MichaelA comments on What can the principal-agent literature tell us about AI risk?

MichaelA Mar 30, 2020, 9:28 AM
8 points
Very interesting post!
Furthermore, if we cannot enforce contracts with AIs then people will promptly realise and stop using AIs; so we should expect contracts to be enforceable conditional upon AIs being used.
I could easily be wrong, but this strikes me as a plausible but debatable statement, rather than a certainty. It seems like more argument would be required even to establish that it’s likely, and much more to establish we can say “people will promptly realise...” It also seems like that statement is sort of assuming part of precisely what’s up for debate in these sorts of discussions.
Some fragmented thoughts that feed into those opinions:
- As you note just before that: “The assumption [of contract enforceability] isn’t plausible in pessimistic scenarios where human principals and institutions are insufficiently powerful to punish the AI agent, e.g. due to very fast take-off.” So the Bostrom/Yudkowsky scenario is precisely one in which contracts aren’t enforceable, for very similar reasons to why that scenario could lead to existential catastrophe.
- Very relatedly—perhaps this is even just the same point in different words—you say “then people will promptly realise and stop using AIs”. This assumes some possibility of at least some trial-and-error, and thus assumes that there’ll be neither a very discontinuous capability jump towards decisive strategic advantage, nor deception followed by a treacherous turn.
- As you point out, Paul Christiano’s “Part 1” scenario might be one in which all or most humans are happy, and increasingly wealthy, and don’t have motivation to stop using the AIs. You quote him saying “humans are better off in absolute terms unless conflict leaves them worse off (whether military conflict or a race for scarce resources). Compare: a rising China makes Americans better off in absolute terms. Also true, unless we consider the possibility of conflict....[without conflict] humans are only worse off relative to AI (or to humans who are able to leverage AI effectively). The availability of AI still probably increases humans’ absolute wealth. This is a problem for humans because we care about our fraction of influence over the future, not just our absolute level of wealth over the short term.”

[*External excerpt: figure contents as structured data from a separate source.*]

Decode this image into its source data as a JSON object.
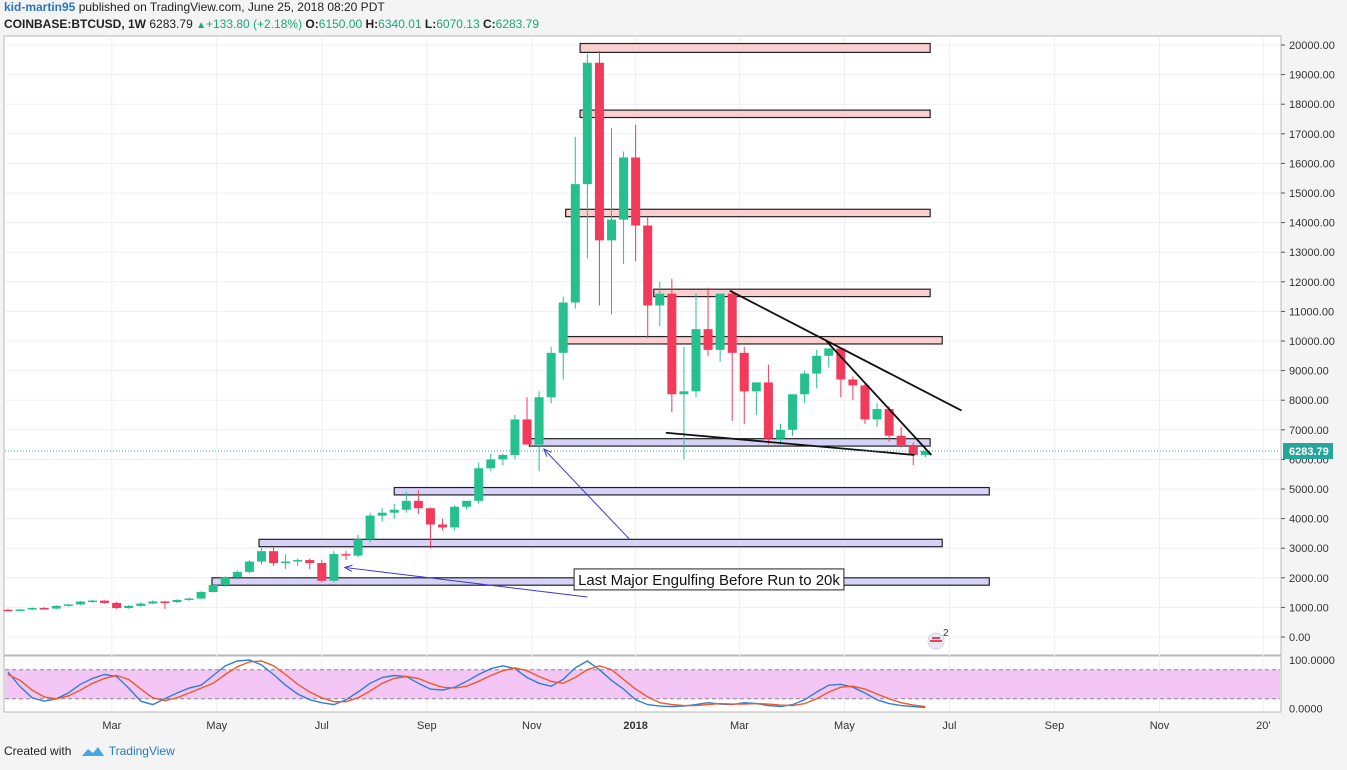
{
  "header": {
    "author": "kid-martin95",
    "published": "published on TradingView.com, June 25, 2018 08:20 PDT",
    "symbol": "COINBASE:BTCUSD, 1W",
    "last": "6283.79",
    "change": "+133.80 (+2.18%)",
    "o_label": "O:",
    "o_value": "6150.00",
    "h_label": "H:",
    "h_value": "6340.01",
    "l_label": "L:",
    "l_value": "6070.13",
    "c_label": "C:",
    "c_value": "6283.79"
  },
  "footer": {
    "created_with": "Created with",
    "brand": "TradingView"
  },
  "colors": {
    "up": "#26c08f",
    "down": "#f23a5b",
    "resistance_fill": "#fbcfcf",
    "support_fill": "#d7d2f7",
    "stoch_band": "#f3c6f5",
    "price_tag": "#26a69a",
    "arrow": "#3b34d8",
    "k_line": "#2f7fd6",
    "d_line": "#ef5a2a"
  },
  "chart_data": {
    "type": "candlestick",
    "price_axis": {
      "min": 0,
      "max": 20000,
      "ticks": [
        0,
        1000,
        2000,
        3000,
        4000,
        5000,
        6000,
        7000,
        8000,
        9000,
        10000,
        11000,
        12000,
        13000,
        14000,
        15000,
        16000,
        17000,
        18000,
        19000,
        20000
      ],
      "tick_labels": [
        "0.00",
        "1000.00",
        "2000.00",
        "3000.00",
        "4000.00",
        "5000.00",
        "6000.00",
        "7000.00",
        "8000.00",
        "9000.00",
        "10000.00",
        "11000.00",
        "12000.00",
        "13000.00",
        "14000.00",
        "15000.00",
        "16000.00",
        "17000.00",
        "18000.00",
        "19000.00",
        "20000.00"
      ]
    },
    "time_axis": {
      "labels": [
        "Mar",
        "May",
        "Jul",
        "Sep",
        "Nov",
        "2018",
        "Mar",
        "May",
        "Jul",
        "Sep",
        "Nov",
        "20'"
      ],
      "label_weeks": [
        8.6,
        17.3,
        26,
        34.7,
        43.4,
        52,
        60.6,
        69.3,
        78,
        86.7,
        95.4,
        104
      ]
    },
    "last_price_label": "6283.79",
    "last_price": 6283.79,
    "candles": [
      [
        0,
        920,
        950,
        880,
        900
      ],
      [
        1,
        900,
        940,
        870,
        930
      ],
      [
        2,
        930,
        1000,
        900,
        980
      ],
      [
        3,
        980,
        1010,
        940,
        960
      ],
      [
        4,
        960,
        1080,
        940,
        1050
      ],
      [
        5,
        1050,
        1120,
        1030,
        1100
      ],
      [
        6,
        1100,
        1220,
        1080,
        1200
      ],
      [
        7,
        1200,
        1260,
        1160,
        1230
      ],
      [
        8,
        1230,
        1240,
        1120,
        1150
      ],
      [
        9,
        1150,
        1180,
        940,
        980
      ],
      [
        10,
        980,
        1080,
        950,
        1050
      ],
      [
        11,
        1050,
        1170,
        1020,
        1130
      ],
      [
        12,
        1130,
        1240,
        1110,
        1200
      ],
      [
        13,
        1200,
        1220,
        950,
        1180
      ],
      [
        14,
        1180,
        1280,
        1150,
        1250
      ],
      [
        15,
        1250,
        1330,
        1220,
        1300
      ],
      [
        16,
        1300,
        1550,
        1280,
        1520
      ],
      [
        17,
        1520,
        1790,
        1500,
        1760
      ],
      [
        18,
        1760,
        2050,
        1700,
        2010
      ],
      [
        19,
        2010,
        2250,
        1950,
        2200
      ],
      [
        20,
        2200,
        2600,
        2150,
        2550
      ],
      [
        21,
        2550,
        3000,
        2450,
        2900
      ],
      [
        22,
        2900,
        3020,
        2400,
        2500
      ],
      [
        23,
        2500,
        2800,
        2300,
        2550
      ],
      [
        24,
        2550,
        2650,
        2400,
        2600
      ],
      [
        25,
        2600,
        2650,
        2300,
        2500
      ],
      [
        26,
        2500,
        2600,
        1850,
        1900
      ],
      [
        27,
        1900,
        2900,
        1850,
        2800
      ],
      [
        28,
        2800,
        2900,
        2600,
        2750
      ],
      [
        29,
        2750,
        3450,
        2700,
        3300
      ],
      [
        30,
        3300,
        4200,
        3200,
        4100
      ],
      [
        31,
        4100,
        4350,
        3900,
        4200
      ],
      [
        32,
        4200,
        4500,
        4000,
        4300
      ],
      [
        33,
        4300,
        4900,
        4200,
        4600
      ],
      [
        34,
        4600,
        4950,
        4150,
        4350
      ],
      [
        35,
        4350,
        4380,
        3000,
        3800
      ],
      [
        36,
        3800,
        4000,
        3600,
        3700
      ],
      [
        37,
        3700,
        4450,
        3600,
        4400
      ],
      [
        38,
        4400,
        4600,
        4300,
        4600
      ],
      [
        39,
        4600,
        5900,
        4500,
        5700
      ],
      [
        40,
        5700,
        6200,
        5600,
        6000
      ],
      [
        41,
        6000,
        6200,
        5800,
        6150
      ],
      [
        42,
        6150,
        7500,
        6000,
        7350
      ],
      [
        43,
        7350,
        8100,
        6600,
        6500
      ],
      [
        44,
        6500,
        8300,
        5600,
        8100
      ],
      [
        45,
        8100,
        9800,
        7900,
        9600
      ],
      [
        46,
        9600,
        11500,
        8700,
        11300
      ],
      [
        47,
        11300,
        16900,
        11100,
        15300
      ],
      [
        48,
        15300,
        19700,
        12800,
        19400
      ],
      [
        49,
        19400,
        19800,
        11200,
        13400
      ],
      [
        50,
        13400,
        17200,
        10900,
        14100
      ],
      [
        51,
        14100,
        16400,
        12600,
        16200
      ],
      [
        52,
        16200,
        17300,
        12700,
        13900
      ],
      [
        53,
        13900,
        14200,
        10100,
        11200
      ],
      [
        54,
        11200,
        12000,
        10500,
        11600
      ],
      [
        55,
        11600,
        12100,
        7600,
        8200
      ],
      [
        56,
        8200,
        9800,
        6000,
        8300
      ],
      [
        57,
        8300,
        11600,
        8100,
        10400
      ],
      [
        58,
        10400,
        11800,
        9500,
        9700
      ],
      [
        59,
        9700,
        11600,
        9300,
        11600
      ],
      [
        60,
        11600,
        11700,
        7300,
        9600
      ],
      [
        61,
        9600,
        9800,
        7200,
        8300
      ],
      [
        62,
        8300,
        8600,
        7500,
        8600
      ],
      [
        63,
        8600,
        9200,
        6500,
        6700
      ],
      [
        64,
        6700,
        7200,
        6500,
        7000
      ],
      [
        65,
        7000,
        8100,
        6800,
        8200
      ],
      [
        66,
        8200,
        9000,
        7900,
        8900
      ],
      [
        67,
        8900,
        9700,
        8400,
        9500
      ],
      [
        68,
        9500,
        9700,
        9100,
        9750
      ],
      [
        69,
        9750,
        9800,
        8100,
        8700
      ],
      [
        70,
        8700,
        8800,
        8000,
        8500
      ],
      [
        71,
        8500,
        8600,
        7200,
        7350
      ],
      [
        72,
        7350,
        7900,
        7100,
        7700
      ],
      [
        73,
        7700,
        7800,
        6600,
        6800
      ],
      [
        74,
        6800,
        7100,
        6400,
        6450
      ],
      [
        75,
        6450,
        6580,
        5800,
        6150
      ],
      [
        76,
        6150,
        6340.01,
        6070.13,
        6283.79
      ]
    ],
    "resistance_zones": [
      {
        "w0": 47.4,
        "w1": 76.4,
        "low": 19750,
        "high": 20050
      },
      {
        "w0": 47.4,
        "w1": 76.4,
        "low": 17550,
        "high": 17800
      },
      {
        "w0": 46.2,
        "w1": 76.4,
        "low": 14200,
        "high": 14450
      },
      {
        "w0": 53.5,
        "w1": 76.4,
        "low": 11500,
        "high": 11750
      },
      {
        "w0": 46.2,
        "w1": 77.4,
        "low": 9900,
        "high": 10150
      }
    ],
    "support_zones": [
      {
        "w0": 43.2,
        "w1": 76.4,
        "low": 6450,
        "high": 6700
      },
      {
        "w0": 32.0,
        "w1": 81.3,
        "low": 4800,
        "high": 5050
      },
      {
        "w0": 20.8,
        "w1": 77.4,
        "low": 3050,
        "high": 3300
      },
      {
        "w0": 16.9,
        "w1": 81.3,
        "low": 1750,
        "high": 2000
      }
    ],
    "trendlines": [
      {
        "w0": 59.8,
        "p0": 11700,
        "w1": 79.0,
        "p1": 7650
      },
      {
        "w0": 67.8,
        "p0": 10000,
        "w1": 76.5,
        "p1": 6150
      },
      {
        "w0": 54.5,
        "p0": 6900,
        "w1": 75.1,
        "p1": 6150
      }
    ],
    "annotation": {
      "text": "Last Major Engulfing Before Run to 20k",
      "w": 46.9,
      "price": 2300,
      "arrows": [
        {
          "from_w": 51.5,
          "from_p": 3300,
          "to_w": 44.4,
          "to_p": 6350
        },
        {
          "from_w": 48.0,
          "from_p": 1350,
          "to_w": 27.9,
          "to_p": 2350
        }
      ]
    },
    "stochastic": {
      "min": 0,
      "max": 100,
      "tick_labels": [
        "100.0000",
        "0.0000"
      ],
      "upper_band": 80,
      "lower_band": 20,
      "k": [
        75,
        45,
        22,
        15,
        20,
        32,
        50,
        62,
        70,
        66,
        42,
        15,
        8,
        20,
        32,
        42,
        48,
        68,
        88,
        98,
        100,
        90,
        70,
        48,
        30,
        18,
        12,
        8,
        18,
        34,
        52,
        64,
        68,
        66,
        52,
        40,
        38,
        44,
        56,
        70,
        82,
        88,
        82,
        64,
        52,
        46,
        60,
        84,
        98,
        80,
        58,
        40,
        18,
        8,
        5,
        4,
        5,
        8,
        12,
        9,
        8,
        12,
        10,
        6,
        4,
        8,
        18,
        34,
        48,
        50,
        44,
        32,
        18,
        10,
        6,
        4,
        2
      ],
      "d": [
        70,
        58,
        38,
        24,
        20,
        26,
        38,
        52,
        62,
        68,
        60,
        40,
        22,
        16,
        22,
        32,
        42,
        52,
        70,
        86,
        96,
        98,
        88,
        70,
        50,
        34,
        22,
        14,
        14,
        22,
        36,
        52,
        62,
        66,
        62,
        52,
        44,
        42,
        46,
        56,
        68,
        78,
        84,
        78,
        66,
        56,
        52,
        64,
        80,
        88,
        80,
        60,
        40,
        24,
        12,
        8,
        6,
        6,
        8,
        10,
        9,
        9,
        10,
        9,
        7,
        6,
        10,
        20,
        34,
        44,
        46,
        40,
        30,
        20,
        12,
        7,
        4
      ]
    }
  }
}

  - Similarly, it seems to me that we could have a scenario in which people realise they can’t enforce contracts with AIs, but the losses that result from that are relatively small, and are outweighed by the benefits of the AI, so people continue using the AIs despite the lack of enforceability of the contracts.

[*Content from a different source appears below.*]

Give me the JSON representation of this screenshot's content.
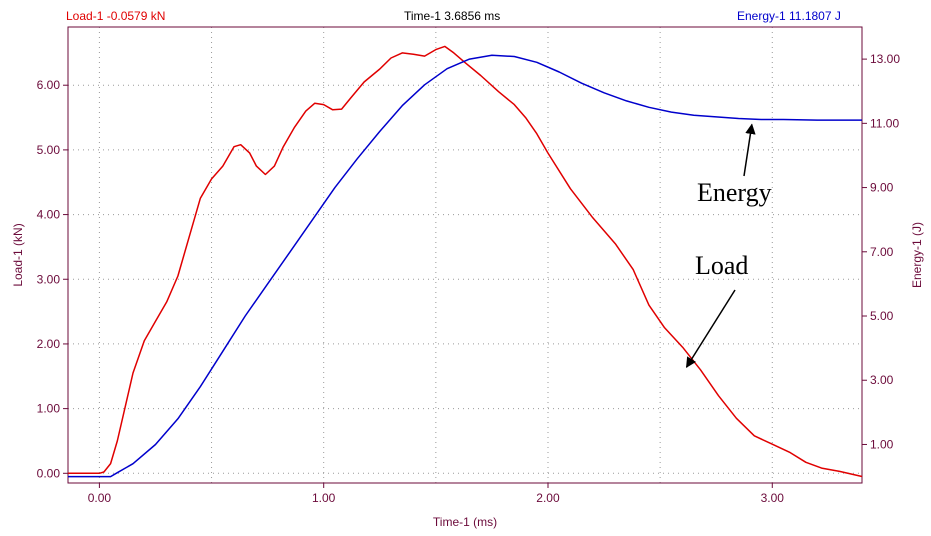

  - And then this could still lead to existential catastrophe due to black swan events people didn’t adequately account for, competitive dynamics, or “externalities” e.g. in relation to future generations.
I’m not personally sure how likely I find any of the above scenarios. I’m just saying that they seem to reveal reasons to have at least some doubts that “if we cannot enforce contracts with AIs then people will promptly realise and stop using AIs”.
Although I think it would still be true that the possibilities of trial-and-error, recognition of lack of enforceability, and people’s concerns about that are at least some reason to assume that if AIs are used contracts will be enforceability.